2015年7月16日木曜日

絶望禁止

今の人たちよりかつてのほうが威圧感があったのは、派閥がいくつもあって一つ倒れても次々にわいてくるので結局全体を倒すのは無理だと思わせる様相があったからではないか。今はそういうのを感じないので、アルキメデス点さえ確立できれば、支点・力点・作用点で一気にひっくり返せる気がするのだが。

しかし、人は忘れてしまう。うん、それも分かる。たしかに今までは、ずっとそうだった。だけど、今回はどうかなと思う。たとえば、三原じゅん子さんとか生き残れるだろうか。あと、結局与党の補完勢力でしかないことがよく見えた次世代とか維新とか言っている人たちが消えるとか。あとは、公明の行方。

代わりの選択肢がない。今のままならそうだけど、今回の騒ぎで有名になった人たちは考えに入れていいかもしれない。これまではキングメーカーとして一歩下がって教えていた憲法学者たち。早稲田の長谷部さんとか、慶應の小林節さんのような人たちが自ら選挙に出てネオナチっぽいのを倒しにかかるとか。

参議院にはテレビ的有名人だからという理由だけで出ている人がけっこういる。とくに比例区。谷亮子さんとか、丸山和也さんとか、橋本聖子さんとか、猪木とか。あの手の人たちが今後どうなるか。あと、ワタミ社長。これからはネットがある。ネット有名人がテレビ有名人を倒しはじめる可能性が出てくる。

日本国内の戦争アレルギー、ハンパないレベルだと思う。徴兵とか想像もつかない人多いだろう。でかくて有名な建物が多い首都圏だと同時多発テロの標的にされることを連想する人多いと思うし。戦争だけはヤバイからやめよう、そっち方向だけは行かないようにしようと脊髄反射的に反応する人多いと思う。
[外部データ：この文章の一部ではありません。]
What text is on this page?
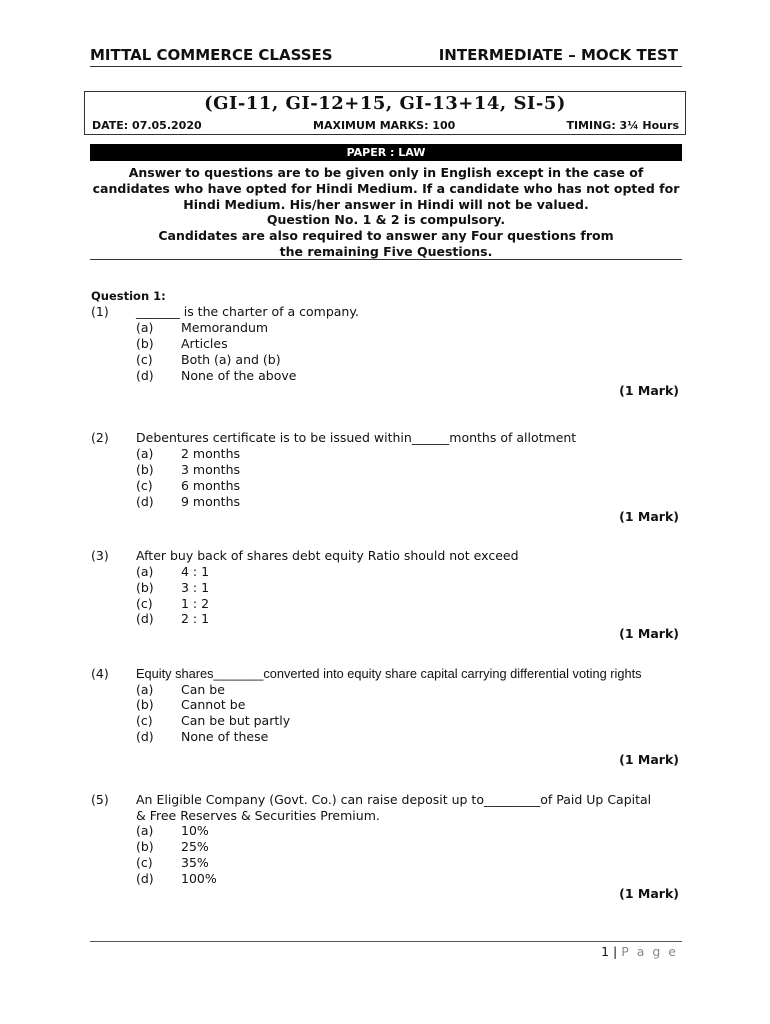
MITTAL COMMERCE CLASSES	INTERMEDIATE – MOCK TEST
(GI-11, GI-12+15, GI-13+14, SI-5)
DATE: 07.05.2020	MAXIMUM MARKS: 100	TIMING: 3¼ Hours
PAPER : LAW
Answer to questions are to be given only in English except in the case of
candidates who have opted for Hindi Medium. If a candidate who has not opted for
Hindi Medium. His/her answer in Hindi will not be valued.
Question No. 1 & 2 is compulsory.
Candidates are also required to answer any Four questions from
the remaining Five Questions.
Question 1:
(1) _______ is the charter of a company.
(a) Memorandum
(b) Articles
(c) Both (a) and (b)
(d) None of the above
(1 Mark)
(2) Debentures certificate is to be issued within______months of allotment
(a) 2 months
(b) 3 months
(c) 6 months
(d) 9 months
(1 Mark)
(3) After buy back of shares debt equity Ratio should not exceed
(a) 4 : 1
(b) 3 : 1
(c) 1 : 2
(d) 2 : 1
(1 Mark)
(4) Equity shares_______converted into equity share capital carrying differential voting rights
(a) Can be
(b) Cannot be
(c) Can be but partly
(d) None of these
(1 Mark)
(5) An Eligible Company (Govt. Co.) can raise deposit up to_________of Paid Up Capital
& Free Reserves & Securities Premium.
(a) 10%
(b) 25%
(c) 35%
(d) 100%
(1 Mark)
1 | P a g e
忘れる・忘れないの話で今思い出したことだが、松下政経塾っていうのを名乗ってた人たちがいま見る影もない状態だが、これからどうなるか。あと、テレビ的有名人が出ていた番組。アイドルとかスポーツ選手は別格として、朝まで生テレビ、TVタックル、行列のできる法律なんちゃら、あとは爆笑問題か。

関西の事情は分からないが、タカジンとか、探偵ナイトスクープだろうか。それ系の人たちが今回ことごとくネオナチっぽくなってしまったわけで。かつてなら昼のワイドショー番組に出ればテレビ的有名人になれて、ゆくゆくは立候補。だけど、共働き当たり前の時代にワイドショー番組見てる人どれほどか。

ワイドショー番組の司会をやってるらしいホンジャマカさんとか、ロンドンブーツさんとか、あとだれだろ。その手の人たちにはゆくゆくは立候補、のような野心があると聞いたことがあるが、どうだろう。言っちゃ悪いけど出れば出るほど逆効果なんじゃないか。嵐の桜井くんなら応援するかもしれないけど。

ていうか、私のような地上で最も世事に疎い部類の人間が政治を云々すること自体、かつては考えようがなかった。本気で独裁考える国は真っ先にネット遮断する。だけど日本では絶対不可能。全世代で暴動が起きる。ネットつなぎっぱで独裁とか、笑うしかない状況の「ナチスにならえ政権」なのだとも思う。

でも「アルキメデス点さえ確立できれば」と書いたのは(弱めの)希望でもあるが(強めの)懸念でもある。「野党という職業、批判者というなりわい」の人たちが気がかりだ。アルキメデス点は頑丈な一点じゃないとまずいんじゃないの。柔道の背負投でいえば投げる側の肩骨。そこが弱くちゃ投げられない。

でも、それ難しいに決まっている。「自由でありたい」という願いがあるからこその「野党という職業、批判者というなりわい」なのだろうし、「自由であること」と「頑丈な一点になること」「アルキメデス点を形成すること」とは、あまり深く考えなくても、互いに矛盾するだろうなと分かるようでもある。

最近も、強行採決間近みたいな状況になって、「今それやる?」と言いたくなるようなSEALDsさん批判のようなのがあったのをまるで遠い昔のことのように思い出す。将来ある学生たちをアルキメデス点にするわけにはいかないよ。彼らに夢ある将来を残すためにおっさんおばさんが肩骨にならなくちゃ。

テレビに洗脳されず、「野党という職業、批判者というなりわい」の人たちに依存せず、将来ある若者を犠牲にしないで彼らに夢ある将来を残すために取り組めるのはネットしかないんじゃないかというのが私の忸怩たる思い。たかがネット、されどネット。「ネットしか」ではなく「ネットこそ」。絶望禁止。